In respect to the taxes claimed in the application made to the court for an order on the receiver to pay, it is sufficient to say, those taxes were not due and payable under the statute until about the 1st of February, 1907. As such, they constituted only a lien on the property at the time of the foreclosure sale, which occurred the latter part of 1906. The sale was made “subject to all incumbrances of record” and therefore the complainant, as purchaser, took it cum onere as to the taxes of 1906. Traer v. Fowler, 144 Fed. 810, 814, 75 C. C. A. 540; Davis v. Dale, 150 Ill. 259, 37 N. E. 215; Stevens v. Hadfield. 90 Ill. App. 405; 2 Wiltsie on Mortgage Foreclosures, p. 361. But the court erred in refusing to direct the receiver to apply of the rental money in his hands the sum of $500 to the shoring up and protection of the property against the lateral excavation being made. By ordinance of the city, it was made the duty of the owner of the endangered property, on notice, to take steps to safeguard his foundation and supports. This is but expressive of the common law which declares that the owner has the right to the lateral support for his own from his neighbor’s land in its natural condition, but he has no such right to support for buildings or other structures upon it, and the burden is imposed upon the owner of protecting his building against excavations which the adjoining proprietor may make on his own land in a proper manner. 18 Am. & Eng. Enc. Law, 542, 552. Instead of the receiver, when notified, taking this action, as if acting in the interest of Felker, he resigned his receivership. But as the court had the money arising from the rentals in its control, it should have applied the amount, which the evidence showed was $500, for that purpose. Of what avail would the right of the assignee to the rentals be, unless the property were so protected as to keep it inhabited that rentals might come therefrom? As Felker did not propose to care for the matter, and the question having been tried out before the court on the application as to the extent of the damages to tuc. freehold, that amount should be awarded to the complainant out of the fund in the registry of the court.

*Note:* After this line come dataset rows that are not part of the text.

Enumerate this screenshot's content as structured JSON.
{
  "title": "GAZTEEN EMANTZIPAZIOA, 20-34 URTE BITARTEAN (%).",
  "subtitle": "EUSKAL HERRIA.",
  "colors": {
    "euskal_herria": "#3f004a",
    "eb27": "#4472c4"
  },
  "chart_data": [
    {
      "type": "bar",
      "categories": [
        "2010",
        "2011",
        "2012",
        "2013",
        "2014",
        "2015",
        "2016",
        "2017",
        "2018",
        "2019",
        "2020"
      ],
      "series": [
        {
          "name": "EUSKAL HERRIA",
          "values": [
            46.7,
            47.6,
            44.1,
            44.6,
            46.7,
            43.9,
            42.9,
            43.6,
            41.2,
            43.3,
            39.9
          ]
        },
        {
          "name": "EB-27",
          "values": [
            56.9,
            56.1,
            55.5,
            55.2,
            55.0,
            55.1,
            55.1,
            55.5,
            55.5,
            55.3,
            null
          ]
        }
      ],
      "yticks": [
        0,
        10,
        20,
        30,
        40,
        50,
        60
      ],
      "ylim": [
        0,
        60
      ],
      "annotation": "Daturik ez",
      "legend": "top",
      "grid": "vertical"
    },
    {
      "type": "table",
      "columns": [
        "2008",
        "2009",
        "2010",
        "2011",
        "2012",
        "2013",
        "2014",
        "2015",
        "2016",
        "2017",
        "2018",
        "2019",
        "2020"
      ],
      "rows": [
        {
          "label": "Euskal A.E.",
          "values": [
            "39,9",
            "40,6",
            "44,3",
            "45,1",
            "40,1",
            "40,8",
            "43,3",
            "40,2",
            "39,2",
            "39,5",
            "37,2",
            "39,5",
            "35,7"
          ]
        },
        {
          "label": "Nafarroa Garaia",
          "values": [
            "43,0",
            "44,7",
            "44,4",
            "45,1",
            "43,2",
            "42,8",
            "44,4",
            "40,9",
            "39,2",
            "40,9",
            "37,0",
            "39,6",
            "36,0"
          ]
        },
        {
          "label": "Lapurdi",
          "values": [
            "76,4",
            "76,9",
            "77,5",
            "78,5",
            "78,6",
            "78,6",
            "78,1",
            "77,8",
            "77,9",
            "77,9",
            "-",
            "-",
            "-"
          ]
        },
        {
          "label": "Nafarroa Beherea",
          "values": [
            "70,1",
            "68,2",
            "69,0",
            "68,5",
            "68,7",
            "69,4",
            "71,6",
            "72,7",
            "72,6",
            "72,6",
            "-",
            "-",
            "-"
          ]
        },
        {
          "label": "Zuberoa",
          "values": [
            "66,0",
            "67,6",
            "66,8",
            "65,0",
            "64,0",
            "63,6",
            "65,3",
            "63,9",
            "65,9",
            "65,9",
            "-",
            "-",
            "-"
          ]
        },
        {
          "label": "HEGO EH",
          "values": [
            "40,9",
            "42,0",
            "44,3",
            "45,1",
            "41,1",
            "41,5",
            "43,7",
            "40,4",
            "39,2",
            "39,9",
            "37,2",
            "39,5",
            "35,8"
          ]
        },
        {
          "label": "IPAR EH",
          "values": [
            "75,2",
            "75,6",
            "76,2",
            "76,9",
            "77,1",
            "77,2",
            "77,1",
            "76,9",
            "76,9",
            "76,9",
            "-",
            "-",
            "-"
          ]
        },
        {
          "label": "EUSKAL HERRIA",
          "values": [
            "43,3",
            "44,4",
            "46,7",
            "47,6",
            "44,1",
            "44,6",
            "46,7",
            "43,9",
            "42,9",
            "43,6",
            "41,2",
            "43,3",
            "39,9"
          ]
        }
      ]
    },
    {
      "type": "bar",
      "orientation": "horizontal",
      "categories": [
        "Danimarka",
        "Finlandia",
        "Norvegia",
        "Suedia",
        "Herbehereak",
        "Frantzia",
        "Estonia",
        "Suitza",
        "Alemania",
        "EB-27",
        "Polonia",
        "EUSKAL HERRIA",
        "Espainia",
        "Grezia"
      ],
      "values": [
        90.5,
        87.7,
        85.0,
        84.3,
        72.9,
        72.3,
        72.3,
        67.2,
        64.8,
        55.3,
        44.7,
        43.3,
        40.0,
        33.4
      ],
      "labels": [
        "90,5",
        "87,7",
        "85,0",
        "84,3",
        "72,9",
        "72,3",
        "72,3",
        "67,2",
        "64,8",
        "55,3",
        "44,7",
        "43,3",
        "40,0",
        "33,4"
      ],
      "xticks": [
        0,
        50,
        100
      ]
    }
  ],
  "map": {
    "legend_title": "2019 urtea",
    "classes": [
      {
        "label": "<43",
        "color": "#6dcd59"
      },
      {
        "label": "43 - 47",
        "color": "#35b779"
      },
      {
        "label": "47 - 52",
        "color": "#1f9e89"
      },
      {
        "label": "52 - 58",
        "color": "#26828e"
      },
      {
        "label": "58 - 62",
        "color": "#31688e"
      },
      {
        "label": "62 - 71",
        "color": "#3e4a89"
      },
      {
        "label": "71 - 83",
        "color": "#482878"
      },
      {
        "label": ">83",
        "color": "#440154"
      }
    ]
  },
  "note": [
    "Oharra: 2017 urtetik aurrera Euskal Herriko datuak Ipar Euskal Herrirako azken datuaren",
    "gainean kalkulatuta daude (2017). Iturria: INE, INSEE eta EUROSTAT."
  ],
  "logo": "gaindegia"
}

The appeal in this respect is therefore sustained, the decree below entered April 15, 1907, is reversed, and the case is remanded to the Circuit Court with directions to set aside its order denying the application for the appropriation of the said sum of $500, and order *818that sum paid to the complainant out of the funds in the registry of the court, with interest thereon at the rate of 6 per cent, per annum from the 15th day of April, 1907, when the application was made and the money should have been paid.